When Bitsbox co-founder Scott Lininger learned to code, it was on a TRS-80 color computer his mom and dad bought him when he was a kid. He says he taught himself coding by copying from the book that came with the computer. Now a dad himself, Lininger wanted to offer his daughter the opportunity to experience learning to code much in the same way he did, but couldn’t find a service that he felt focused on the part of learning that’s really necessary: the part where you practice actually typing code.

“Most of the [learn-to-code products for kids] are fantastic,” says Lininger, who left his job at Google around six months ago, where he previously worked as a senior software engineer within its SketchUp division after selling his startup to the company back in 2007.

“All the drag-and-drop tools, they teach you the grammar, the syntax, and the structure of language,” Lininger explains. “If you’re going to be able to write something in German, you’re going to have to understand the rules of German. But then there’s just the fluency part of it…the second part is just practicing the actual coding.”

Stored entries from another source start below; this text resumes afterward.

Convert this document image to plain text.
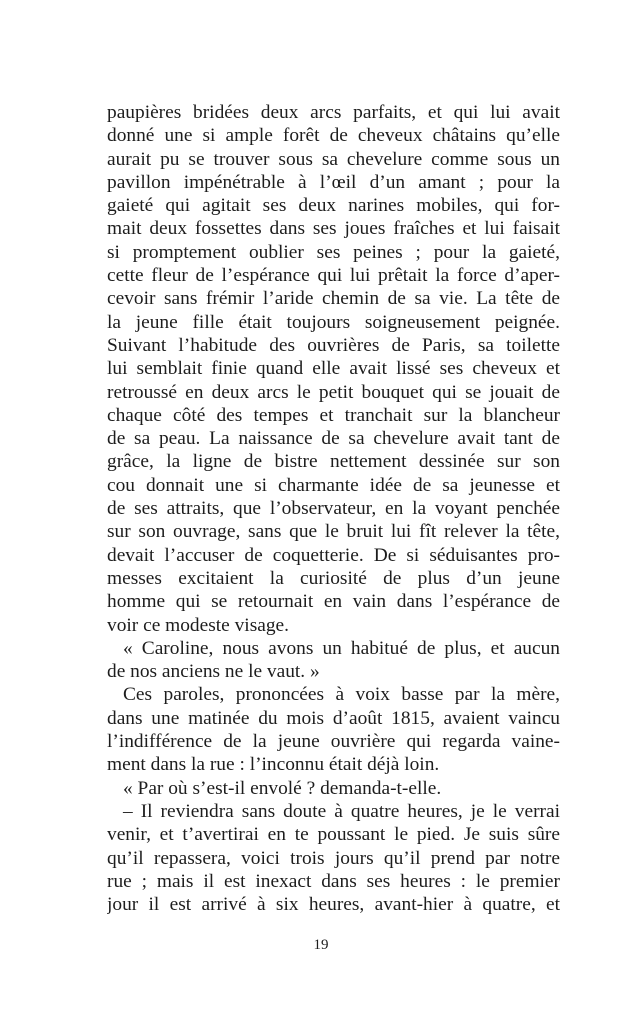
paupières bridées deux arcs parfaits, et qui lui avait
donné une si ample forêt de cheveux châtains qu’elle
aurait pu se trouver sous sa chevelure comme sous un
pavillon impénétrable à l’œil d’un amant ; pour la
gaieté qui agitait ses deux narines mobiles, qui for-
mait deux fossettes dans ses joues fraîches et lui faisait
si promptement oublier ses peines ; pour la gaieté,
cette fleur de l’espérance qui lui prêtait la force d’aper-
cevoir sans frémir l’aride chemin de sa vie. La tête de
la jeune fille était toujours soigneusement peignée.
Suivant l’habitude des ouvrières de Paris, sa toilette
lui semblait finie quand elle avait lissé ses cheveux et
retroussé en deux arcs le petit bouquet qui se jouait de
chaque côté des tempes et tranchait sur la blancheur
de sa peau. La naissance de sa chevelure avait tant de
grâce, la ligne de bistre nettement dessinée sur son
cou donnait une si charmante idée de sa jeunesse et
de ses attraits, que l’observateur, en la voyant penchée
sur son ouvrage, sans que le bruit lui fît relever la tête,
devait l’accuser de coquetterie. De si séduisantes pro-
messes excitaient la curiosité de plus d’un jeune
homme qui se retournait en vain dans l’espérance de
voir ce modeste visage.
« Caroline, nous avons un habitué de plus, et aucun
de nos anciens ne le vaut. »
Ces paroles, prononcées à voix basse par la mère,
dans une matinée du mois d’août 1815, avaient vaincu
l’indifférence de la jeune ouvrière qui regarda vaine-
ment dans la rue : l’inconnu était déjà loin.
« Par où s’est-il envolé ? demanda-t-elle.
– Il reviendra sans doute à quatre heures, je le verrai
venir, et t’avertirai en te poussant le pied. Je suis sûre
qu’il repassera, voici trois jours qu’il prend par notre
rue ; mais il est inexact dans ses heures : le premier
jour il est arrivé à six heures, avant-hier à quatre, et
19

When he began looking around for recommendations and ideas for teaching coding to his daughter, his Google colleagues all told him they learned much in the same way he did – they typed out code. “None of us over the age of 30 or so learned to code by dragging blocks around,” notes Lininger. “Having kids type code works.”

The challenge, however, is making kids think that typing code is fun. That’s where Bitsbox comes in.

“The enemy is not hard, it’s boring. Kids will do hard stuff, but if it’s boring, you’ve lost them,” says Lininger.

The site, which has been live for just three weeks has already seen 70,000 users sign up and code via the web, spending 280,000 minutes doing so, which equates to 194 days of coding.

Much of that traffic has come from Code.org, where Bitsbox has been listed as a featured activity. Online, kids get a virtual tablet and are able to build simple apps and games in JavaScript.

Lininger says the lightweight programming API Bitsbox uses is like the “Dick and Jane” version of coding, referencing the classic books for young readers which used very short, easy-to-spell words that repeated often.